Infos Togo 16 ans de Faure Gnassingbé à la tête de la "République des intouchables"

Nathaniel Olympio : « 16 ans de calvaire pour les Togolais »

Publié le lundi 22 mars 2021, par Gabinho

Toujours dans la lutte contre le régime cinquantenaire, l’éternel assoiffé de l’alternance, Nathaniel Olympio, le président du Parti des Togolais fait un bilan des 16 années de gouvernance de Faure Gnassingbé dans un message intitulé "République des Intouchables".
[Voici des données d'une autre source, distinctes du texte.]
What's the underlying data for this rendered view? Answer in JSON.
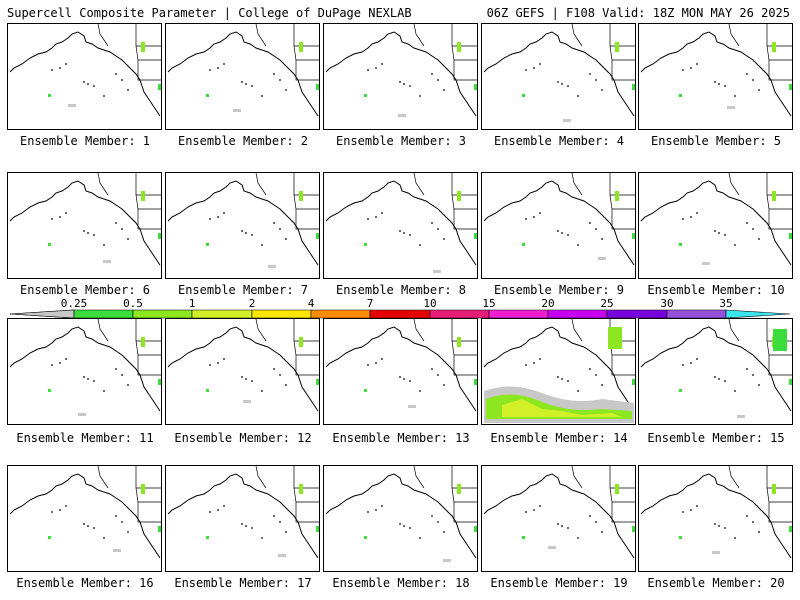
{
  "header": {
    "title": "Supercell Composite Parameter | College of DuPage NEXLAB",
    "run_info": "06Z GEFS | F108 Valid: 18Z MON MAY 26 2025"
  },
  "colorbar": {
    "labels": [
      "0.25",
      "0.5",
      "1",
      "2",
      "4",
      "7",
      "10",
      "15",
      "20",
      "25",
      "30",
      "35"
    ],
    "colors": [
      "#c8c8c8",
      "#3cdc3c",
      "#8ce620",
      "#d2f028",
      "#ffe600",
      "#ff8c00",
      "#e60000",
      "#e61e78",
      "#f01ed2",
      "#c800f0",
      "#7800dc",
      "#9650dc",
      "#3ce6f0"
    ]
  },
  "members": [
    "Ensemble Member: 1",
    "Ensemble Member: 2",
    "Ensemble Member: 3",
    "Ensemble Member: 4",
    "Ensemble Member: 5",
    "Ensemble Member: 6",
    "Ensemble Member: 7",
    "Ensemble Member: 8",
    "Ensemble Member: 9",
    "Ensemble Member: 10",
    "Ensemble Member: 11",
    "Ensemble Member: 12",
    "Ensemble Member: 13",
    "Ensemble Member: 14",
    "Ensemble Member: 15",
    "Ensemble Member: 16",
    "Ensemble Member: 17",
    "Ensemble Member: 18",
    "Ensemble Member: 19",
    "Ensemble Member: 20"
  ]
}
Nathaniel Olympio qui n’a cessé de s’attaquer à Faure Gnassingbé et son gouvernement, reviens cette fois ci , faire un récapitulatif sur les actions indignantes du Messi de Rpt-Unir depuis son arrivée au pouvoir en 2005 suite à des bains de sang couvert par l’armée.

« En prenant le pouvoir il y a 16 ans par de multiples coups d’Etat et une violence aveugle, Faure Gnassingbé traçait la voie de sa politique à venir. Ceux qui ont trompé le peuple en lui vendant l’avantage lié à la jeunesse du nouveau chef d’Etat et une amélioration de la vie des Togolais, rasent aujourd’hui les murs, incapables de regarder le peuple dans les yeux. Les seize dernières années ont été un calvaire pour les Togolais. Passés les premiers moments où il fallait tromper la vigilance du peuple afin de bien asseoir le pouvoir usurpé, la vie du peuple n’est devenue qu’un enchainement de misères », écrit-il ?

Rapidement, il a rebondi sur l’assassinat du colonel Bitala Madjoulba et celui des enfants tués lors des manifestations politiques. Ainsi il doigte un abus du pouvoir du régime sanguinaire.

« Après l’entrée en scène par effraction, les élections ont été dépouillées de leurs fonctions pour n’être plus qu’une vulgaire cérémonie rituelle destinée à construire une vitrine et à enraciner un pouvoir rejeté par le peuple. Très vite, la gouvernance politique du régime s’est construite sur une utilisation abusive de la violence d’Etat conduisant à des homicides, y compris de jeunes écoliers. L’assassinat d’un chef de corps dans son bureau à l’intérieur d’un camp militaire étale aux yeux de tous, l’insécurité criarde qui est garantie au Togolais », a t-il souligné.

Et parlant du logiciel israélien Pégasus, il a ajouté, « Frappé du syndrome d’Hubris le régime déploie ses ailes et sombre dans les extrêmes. En violation de la Constitution, comme c’est le cas de manière récurrente, le régime a acquis à coup de milliards un logiciel spécialisé dans la traque de terroristes dont il a détourné la fonction pour surveiller les citoyens. Il se permet tout sans rien redouter, sachant qu’il ne se soumet pas à une reddition des comptes ».

Revenant au plan économique, il parle d’un environnement qui n’arrange pas la population, et une corruption à haute dose qui paralyse le développement économique du pays.

« Les multiples plans de développement se succèdent sans aboutir aux objectifs initiaux, faute d’environnement propice et d’adhésion de la population devenue sceptique. A cela s’ajoute une gestion des finances publiques frappée de scandales à répétition liées à la corruption qui touche toutes les strates de l’administration jusqu’au sommet de l’Etat » .

Et de poursuivre « Pendant Vincent Bolloré fait des révélations fracassantes sur la corruption au sommet de l’Etat et que les uns s’offrent indument 500 milliards des caisses de l’Etat sans en être inquiétés, on impose aux plus faibles des taxes inopportunes. Nous sommes dans la République des intouchables, en reprenant ce mot du journal Liberté qui caractérise bien ceux qui sont au-dessus des lois au Togo ». Il est temps de sortir le Togo de cette tragédie permanente.

Eu égard de tout ce qui précède Nathaniel Olympio lance un appel au peuple pour un engagement serein dans la lutte afin d’y parvenir à une transition digne du nom « C’est pourquoi j’appelle les Togolaises et les Togolais à s’engager dans une dynamique novatrice et plus efficace qui sort des sentiers battus. Nous devons extraire la richesse nationale des mains de nos compatriotes qui en font leur propriété. Notre lutte doit devenir citoyenne en s’appuyant sur un projet politique qui définit le Togo dans lequel nous voulons vivre. Cette voie, loin des tribulations électorales, conduira le peuple à la transition voulue », a t-il conclu.